March 28, 2017
FOR IMMEDIATE RELEASE
CONTACT: Jill Rosen
Journalist Frank Bruni, whose 22-year career at The New York Times has included stints as White House correspondent, restaurant critic and now columnist, will speak at the Johns Hopkins University’s commencement ceremony on Wednesday May 24.
A wide-ranging opinion writer who regularly takes on key issues in higher education and politics, Bruni will receive an honorary doctor of humane letters degree at the event, where about 7,000 Johns Hopkins undergraduates, graduate students and professional students will also be awarded their degrees.
“A writer of uncommon breadth and sensitivity, Frank Bruni wrestles with the great issues of our era. With his trademark blend of intelligence, analysis and wit, he helps us to see the humanity in one another even as he urges us to embrace open debate,” said Johns Hopkins President Ronald J. Daniels. “At this moment, there is no better message to the Class of 2017 and our entire Hopkins community.”
Bruni’s newspaper career started at The Detroit Free Press, where he worked as a war correspondent, covered religion and served as chief movie critic. There, in 1993, he was a Pulitzer Prize finalist in feature writing.
He joined the Times in 1995 and since then, he’s worked in almost every part of the paper. Initially he was a metro desk reporter, where he frequently wrote for the newspaper’s Sunday magazine and, in 1996, was part of a team that won the George Polk Award for coverage of the death of an abused child. He then moved to the nation’s capital to join the paper’s Washington bureau. There he covered Congress and the presidential campaign of George W. Bush, before moving on to cover Bush during his first months in the White House.
In 2002, Bruni became the paper’s Rome bureau chief, a post he held for two years before being named restaurant critic. He became an op-ed columnist in 2011.

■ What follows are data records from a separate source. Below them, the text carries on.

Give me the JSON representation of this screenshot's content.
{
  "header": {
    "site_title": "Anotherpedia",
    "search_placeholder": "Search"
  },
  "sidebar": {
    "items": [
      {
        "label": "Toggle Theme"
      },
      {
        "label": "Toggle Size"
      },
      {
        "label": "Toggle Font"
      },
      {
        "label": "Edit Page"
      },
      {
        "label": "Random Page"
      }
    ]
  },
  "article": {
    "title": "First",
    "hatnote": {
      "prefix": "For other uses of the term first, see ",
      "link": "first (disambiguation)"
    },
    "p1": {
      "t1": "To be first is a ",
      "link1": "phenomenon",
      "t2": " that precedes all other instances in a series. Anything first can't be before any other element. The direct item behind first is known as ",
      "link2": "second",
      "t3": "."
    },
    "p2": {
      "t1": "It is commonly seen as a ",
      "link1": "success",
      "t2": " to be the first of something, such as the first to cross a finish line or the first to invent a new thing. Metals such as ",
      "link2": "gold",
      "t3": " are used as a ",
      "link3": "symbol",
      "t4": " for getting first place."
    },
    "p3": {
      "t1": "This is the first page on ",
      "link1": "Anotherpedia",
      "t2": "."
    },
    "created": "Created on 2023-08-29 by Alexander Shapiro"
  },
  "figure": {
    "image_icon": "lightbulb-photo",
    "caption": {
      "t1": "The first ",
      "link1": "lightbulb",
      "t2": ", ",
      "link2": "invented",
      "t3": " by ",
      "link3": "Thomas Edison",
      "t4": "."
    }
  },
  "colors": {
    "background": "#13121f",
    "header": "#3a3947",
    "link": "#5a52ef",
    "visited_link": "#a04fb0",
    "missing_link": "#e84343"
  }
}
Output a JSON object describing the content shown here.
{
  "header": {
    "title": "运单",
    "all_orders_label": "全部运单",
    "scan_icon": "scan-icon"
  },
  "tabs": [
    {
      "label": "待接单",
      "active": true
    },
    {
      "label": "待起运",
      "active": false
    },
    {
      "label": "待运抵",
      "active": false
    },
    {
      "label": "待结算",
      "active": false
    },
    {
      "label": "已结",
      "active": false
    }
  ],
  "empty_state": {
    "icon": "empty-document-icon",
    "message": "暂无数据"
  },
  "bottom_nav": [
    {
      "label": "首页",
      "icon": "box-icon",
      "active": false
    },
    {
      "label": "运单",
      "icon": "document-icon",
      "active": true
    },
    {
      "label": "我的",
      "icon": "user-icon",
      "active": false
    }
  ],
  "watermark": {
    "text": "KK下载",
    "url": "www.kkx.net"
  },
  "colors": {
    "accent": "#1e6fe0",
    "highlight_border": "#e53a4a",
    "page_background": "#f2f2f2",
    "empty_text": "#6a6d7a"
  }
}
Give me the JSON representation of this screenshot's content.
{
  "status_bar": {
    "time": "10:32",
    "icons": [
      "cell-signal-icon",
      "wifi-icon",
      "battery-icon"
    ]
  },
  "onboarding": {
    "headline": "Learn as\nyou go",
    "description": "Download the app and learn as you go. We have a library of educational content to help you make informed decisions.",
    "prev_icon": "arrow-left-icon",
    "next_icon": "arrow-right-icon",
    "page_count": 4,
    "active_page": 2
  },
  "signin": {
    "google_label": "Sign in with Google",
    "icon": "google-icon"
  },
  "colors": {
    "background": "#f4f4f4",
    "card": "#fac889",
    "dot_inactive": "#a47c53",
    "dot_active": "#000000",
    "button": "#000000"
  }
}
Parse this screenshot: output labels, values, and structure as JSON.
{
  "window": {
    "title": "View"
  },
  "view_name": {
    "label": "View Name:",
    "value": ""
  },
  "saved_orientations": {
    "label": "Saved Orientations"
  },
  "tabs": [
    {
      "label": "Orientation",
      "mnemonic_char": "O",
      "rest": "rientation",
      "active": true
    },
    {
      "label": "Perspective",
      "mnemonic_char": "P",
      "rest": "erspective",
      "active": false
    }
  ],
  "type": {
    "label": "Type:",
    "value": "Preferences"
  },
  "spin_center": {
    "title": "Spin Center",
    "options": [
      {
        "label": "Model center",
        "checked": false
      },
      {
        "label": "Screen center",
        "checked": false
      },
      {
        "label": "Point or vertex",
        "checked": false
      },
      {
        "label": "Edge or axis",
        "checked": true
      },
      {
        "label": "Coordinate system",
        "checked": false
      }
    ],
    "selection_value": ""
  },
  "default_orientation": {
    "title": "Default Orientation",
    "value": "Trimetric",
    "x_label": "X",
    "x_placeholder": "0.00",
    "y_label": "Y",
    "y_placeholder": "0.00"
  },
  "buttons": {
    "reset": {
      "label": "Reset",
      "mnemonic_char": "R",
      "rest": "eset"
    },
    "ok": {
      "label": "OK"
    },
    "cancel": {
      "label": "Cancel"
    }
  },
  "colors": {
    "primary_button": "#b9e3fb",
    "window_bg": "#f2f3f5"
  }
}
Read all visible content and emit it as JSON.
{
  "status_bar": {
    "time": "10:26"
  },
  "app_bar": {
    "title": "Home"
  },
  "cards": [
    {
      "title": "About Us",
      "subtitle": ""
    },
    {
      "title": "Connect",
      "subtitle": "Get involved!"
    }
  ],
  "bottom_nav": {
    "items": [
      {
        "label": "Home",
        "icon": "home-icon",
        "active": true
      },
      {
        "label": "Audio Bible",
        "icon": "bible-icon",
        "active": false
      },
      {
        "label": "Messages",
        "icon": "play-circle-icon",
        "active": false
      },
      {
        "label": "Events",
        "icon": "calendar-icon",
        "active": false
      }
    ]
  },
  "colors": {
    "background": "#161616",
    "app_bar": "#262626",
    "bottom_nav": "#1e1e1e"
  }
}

Bruni is the author of three best-selling books. The New Yorker called his 2002 detail-filled take on covering Bush, Ambling Into History: The Unlikely Odyssey of George W. Bush, “honest and perceptive.” His deeply personal 2009 memoir, Born Round: A Story of Family, Food and Ferocious Appetite, reflected on his struggles with his weight. It was widely praised as a brave, revealing look at life with an eating disorder. The Washington Post called it an “unflinchingly honest look at himself.” In 2015, the Chicago Tribune called Bruni’s examination of the college admissions process, Where You Go Is Not Who You’ll Be: An Antidote to the College Admissions Mania, a service to parents, saying, Bruni’s “finesse” and “honest, accessible writing” should earn him “mash notes” from high school guidance counselors.
Issues of gay rights are particularly important to Bruni. Recognizing his contributions to the LGBT community, the National Lesbian and Gay Journalists Association gave Bruni its Randy Shilts Award in the fall of 2016.
His first cookbook, an ode to meatloaf, A Meatloaf in Every Oven, co-written with Jennifer Steinhauer, was published in February.
“I’m so honored — and so excited — to be a part of the commencement exercises at a school that has contributed so much to intellectual life, scientific progress and social discourse in this country, and to be able to speak to, and meet with, its students at such an important juncture in American life,” Bruni said.
The commencement ceremony, which will be held at Royal Farms Arena in downtown Baltimore, is not open to the public.